Durante la lunga attesa per il cambio di strumentazione ci accorgiamo che gran parte dei giovani thrasher che fin dalle prime ore del pomeriggio avevano occupato sistematicamente le prime file adesso si trovano in posizione più defilata, mentre una schiera di ultra quarantenni, accorsi forse esclusivamente per l’esibizione dei propri beniamini, inizia a farsi strada riempiendo definitivamente il locale. Calano le luci e il combo londinese fa il suo ingresso per la gioia dei loro più datati sostenitori e la curiosità dei più giovani. I Nostri partono un po’ in sordina sulle note di “Against The Odds”, tratta da uno dei più recenti album, “Sea Of Light”, per poi proseguire principalmente con brani estratti dai tre lavori nei quali ha cantato Lawton – sebbene probabilmente poco conosciuti dai presenti, in generale tutti ben accolti – come “The Hanging Tree”, “Sympathy” e “I’m Alive”, inframmezzati dall’acclamata “Stealin’”, cantata a gran voce. Ma è solo quando Lawton annuncia la leggendaria “Gypsy” che gli animi cominciano davvero ad accendersi di quella scintilla che di lì a poco diventerà un indomabile incendio.
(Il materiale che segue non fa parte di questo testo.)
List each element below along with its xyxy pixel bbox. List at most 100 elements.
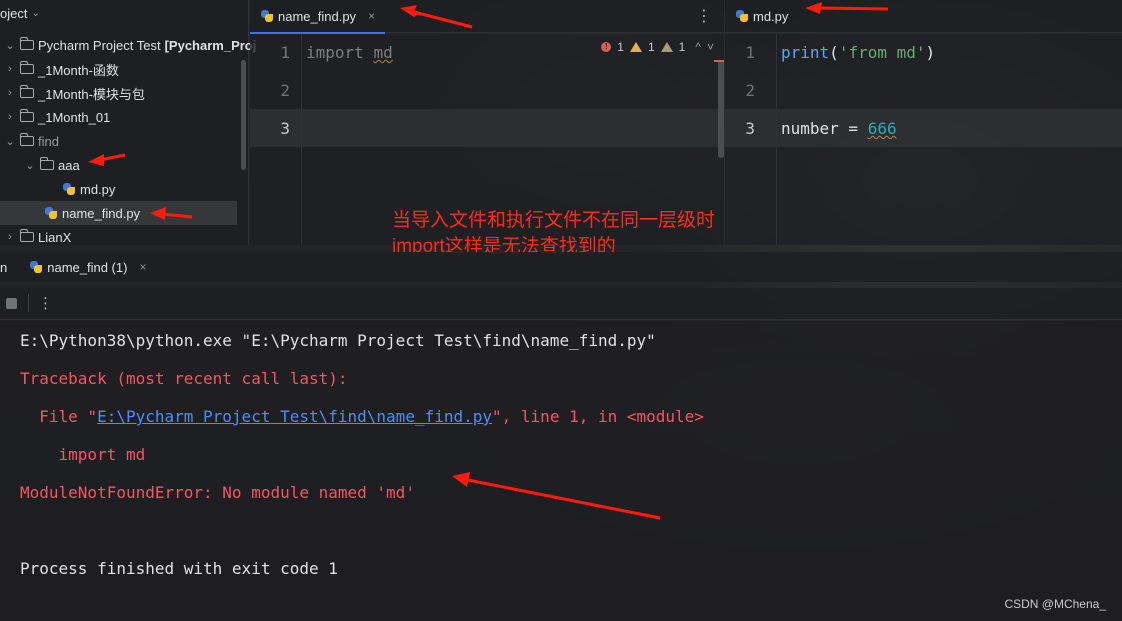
watermark: CSDN @MChena_ bbox=[1004, 597, 1106, 611]
chevron-down-icon[interactable]: ⌄ bbox=[31, 8, 39, 19]
folder-icon bbox=[20, 61, 34, 74]
expand-arrow-icon[interactable]: › bbox=[4, 87, 16, 99]
code-function: print bbox=[781, 43, 830, 62]
run-tab-label: name_find (1) bbox=[47, 259, 128, 275]
tree-item-label: find bbox=[38, 133, 59, 149]
python-file-icon bbox=[62, 182, 76, 196]
run-tool-title: n bbox=[0, 259, 8, 275]
folder-icon bbox=[40, 157, 54, 170]
previous-highlight-icon[interactable]: ^ bbox=[695, 40, 701, 54]
weak-warning-count: 1 bbox=[678, 40, 686, 54]
tree-item-md-py[interactable]: md.py bbox=[62, 177, 115, 201]
line-number: 1 bbox=[280, 43, 290, 62]
console-line-command: E:\Python38\python.exe "E:\Pycharm Proje… bbox=[20, 331, 656, 350]
code-keyword: import bbox=[306, 43, 364, 62]
tree-item-aaa[interactable]: ⌄ aaa bbox=[24, 153, 80, 177]
console-line-source: import md bbox=[20, 445, 146, 464]
tree-item-label: name_find.py bbox=[62, 205, 141, 221]
editor-gutter bbox=[725, 34, 777, 245]
code-number: 666 bbox=[867, 119, 897, 138]
tree-item-name-find-py[interactable]: name_find.py bbox=[0, 201, 237, 225]
more-options-icon[interactable]: ⋮ bbox=[696, 6, 712, 26]
expand-arrow-icon[interactable]: ⌄ bbox=[4, 135, 16, 148]
expand-arrow-icon[interactable]: › bbox=[4, 111, 16, 123]
line-number: 1 bbox=[745, 43, 755, 62]
python-file-icon bbox=[260, 9, 274, 23]
folder-icon bbox=[20, 85, 34, 98]
tab-run-name-find[interactable]: name_find (1) × bbox=[29, 252, 146, 282]
error-count: 1 bbox=[617, 40, 624, 54]
console-line-traceback: Traceback (most recent call last): bbox=[20, 369, 348, 388]
tab-label: md.py bbox=[753, 8, 789, 24]
tree-root-suffix: [Pycharm_Proj bbox=[164, 37, 257, 53]
tree-root-label: Pycharm Project Test bbox=[38, 37, 161, 53]
more-options-icon[interactable]: ⋮ bbox=[38, 294, 53, 312]
editor-gutter bbox=[250, 34, 302, 245]
editor-left-tabbar: name_find.py × ⋮ bbox=[250, 0, 724, 34]
console-file-link[interactable]: E:\Pycharm Project Test\find\name_find.p… bbox=[97, 407, 492, 426]
annotation-line-1: 当导入文件和执行文件不在同一层级时 bbox=[392, 210, 716, 231]
run-tabbar: n name_find (1) × bbox=[0, 252, 1122, 282]
tree-item-label: _1Month-模块与包 bbox=[38, 86, 145, 102]
next-highlight-icon[interactable]: ˅ bbox=[707, 40, 714, 54]
error-icon: ! bbox=[601, 42, 612, 52]
tree-item-find[interactable]: ⌄ find bbox=[4, 129, 59, 153]
python-file-icon bbox=[29, 260, 43, 274]
tree-item-1month-modules[interactable]: › _1Month-模块与包 bbox=[4, 81, 145, 105]
code-paren: ) bbox=[925, 43, 936, 62]
code-module-name: md bbox=[373, 43, 393, 62]
python-file-icon bbox=[44, 206, 58, 220]
folder-icon bbox=[20, 133, 34, 146]
tree-item-lianx[interactable]: › LianX bbox=[4, 225, 71, 249]
close-icon[interactable]: × bbox=[368, 9, 375, 23]
close-icon[interactable]: × bbox=[139, 260, 146, 274]
inspection-widget[interactable]: ! 1 1 1 ^ ˅ bbox=[601, 40, 714, 54]
folder-icon bbox=[20, 109, 34, 122]
line-number: 3 bbox=[280, 119, 290, 138]
tab-name-find-py[interactable]: name_find.py × bbox=[250, 0, 386, 34]
run-toolbar: ⋮ bbox=[0, 288, 1122, 320]
line-number: 2 bbox=[280, 81, 290, 100]
weak-warning-icon bbox=[660, 42, 673, 52]
project-header-label: oject bbox=[0, 5, 28, 21]
console-line-file: File "E:\Pycharm Project Test\find\name_… bbox=[20, 407, 704, 426]
tree-item-label: _1Month-函数 bbox=[38, 62, 119, 78]
editor-right[interactable]: 1 2 3 print('from md') number = 666 bbox=[725, 34, 1122, 245]
console-text: File " bbox=[20, 407, 98, 426]
tree-item-label: _1Month_01 bbox=[38, 109, 111, 125]
tree-item-label: LianX bbox=[38, 229, 72, 245]
code-line-3[interactable]: number = 666 bbox=[781, 119, 897, 138]
expand-arrow-icon[interactable]: › bbox=[4, 231, 16, 243]
tree-item-label: md.py bbox=[80, 181, 116, 197]
python-file-icon bbox=[735, 9, 749, 23]
tree-item-1month-01[interactable]: › _1Month_01 bbox=[4, 105, 110, 129]
console-line-exit: Process finished with exit code 1 bbox=[20, 559, 338, 578]
tab-label: name_find.py bbox=[278, 8, 357, 24]
code-line-1[interactable]: print('from md') bbox=[781, 43, 935, 62]
console-output[interactable]: E:\Python38\python.exe "E:\Pycharm Proje… bbox=[0, 321, 1122, 621]
code-line-1[interactable]: import md bbox=[306, 43, 393, 62]
editor-scrollbar[interactable] bbox=[718, 60, 724, 158]
expand-arrow-icon[interactable]: ⌄ bbox=[4, 39, 16, 52]
folder-icon bbox=[20, 37, 34, 50]
console-line-error: ModuleNotFoundError: No module named 'md… bbox=[20, 483, 415, 502]
code-string: 'from md' bbox=[838, 43, 926, 62]
code-paren: ( bbox=[829, 43, 839, 62]
folder-icon bbox=[20, 229, 34, 242]
line-number: 3 bbox=[745, 119, 755, 138]
line-number: 2 bbox=[745, 81, 755, 100]
current-line-highlight bbox=[250, 109, 724, 147]
stop-icon[interactable] bbox=[6, 298, 17, 309]
tree-root[interactable]: ⌄ Pycharm Project Test [Pycharm_Proj bbox=[4, 33, 256, 57]
warning-count: 1 bbox=[647, 40, 655, 54]
project-header[interactable]: oject ⌄ bbox=[0, 0, 248, 26]
code-variable: number = bbox=[781, 119, 868, 138]
expand-arrow-icon[interactable]: ⌄ bbox=[24, 159, 36, 172]
tab-md-py[interactable]: md.py bbox=[725, 0, 798, 33]
project-scrollbar[interactable] bbox=[241, 60, 246, 170]
expand-arrow-icon[interactable]: › bbox=[4, 63, 16, 75]
toolbar-divider bbox=[28, 294, 29, 312]
editor-right-tabbar: md.py bbox=[725, 0, 1122, 33]
warning-icon bbox=[629, 42, 642, 52]
tree-item-1month-functions[interactable]: › _1Month-函数 bbox=[4, 57, 119, 81]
Da quel momento è tutto un susseguirsi di classici del primo periodo e lo show raggiunge l’apice con un’esecuzione da brivido di “July Morning” che strappa più di un’ovazione a brano in corso per la prestazione da incorniciare di Lawton e per le cavalcate lisergiche del ‘magician’ Box, chitarrista mai domo e sempre pronto a dispensare soli torrenziali. Da incorniciare poi l’acustica “Lady In Black” con il pubblico che talvolta arriva persino a sovrastare il gruppo, tanta è la partecipazione, prima dei saluti di rito che anticipano l’encore. Giusto il tempo di riprendere fiato e gli Heep tornano sul palco portandosi con sé alcune fortunate ed avvenenti fanciulle scelte tra il pubblico, alle quali viene lasciato libero sfogo durante l’esecuzione della dinamica “Free ‘n’ Easy”. Lo show poi si chiude sempre ad altissimi livelli con l’immancabile “Easy Livin’”, sigillo conclusivo di una giornata in grado di regalare senz’altro tante soddisfazioni a tutti gli appassionati intervenuti e vari momenti di palpabile emozione.
Orso Comellini
Conclusioni
Complimenti ai “cugini” di Metalitalia per aver avuto il coraggio di proporre una scaletta irrealizzabile anche solo qualche lustro fa, senza per forza riandare agli anni Ottanta. L’usuale alto grado di vivibilità offerto da un locale moderno come il Live Club di Trezzo d’Adda ha poi sicuramente aiutato le varie fasi del Festival, così come l’ampia presenza dei vari stand musicali, che hanno fornito colore e un ottimo diversivo alla manifestazione durante i pochi, invero, tempi morti. Una domanda, però, giunge spontanea: perché costruire un bill formato da così tante band quando l’esperienza insegna che più gruppi si hanno più ritardo si accumula, quantomeno in Italia? L’effetto si riversa poi inevitabilmente su headliner e compagnia appena precedente, ma questo non costituirebbe poi un gran problema, quantomeno per tutti i convenuti residenti e dormienti entro il raggio di cento chilometri; situazione differente e ben più pesante per quelli venuti da lontano, maggiormente se dipendenti da mezzi di trasporto esterni, a districarsi fra orari antelucani e chilometri da macinare, dopo essersi gustati lo show fino alla fine. Comunque, al netto di tutto, sicuramente vincente il rapporto qualità band/prezzo praticato in quel di Trezzo, particolare NON da poco in questi hungry years… Thumbs Up, quindi!
Cosa resterà di questo Metalitalia Festival? Tanti ricordi e persone incontrate, ma senza dubbio le espressioni attonite di quei grandi vecchi rockettari con i capelli d’argento convenuti in quel del Live Club in attesa dello show degli ‘Heep raccolte durante il massacro sonoro portato avanti dai Destruction… Impagabile poi vedere gli stessi Destruction, con i loro sguardi sognanti, stando a lato del palco, godersi dalla prima all’ultima nota dello show degli Uriah Heep con evidente trasporto, esattamente come i Demon, questi ultimi però dalla zona ristorante rialzata posta dal lato del locale opposto al palco.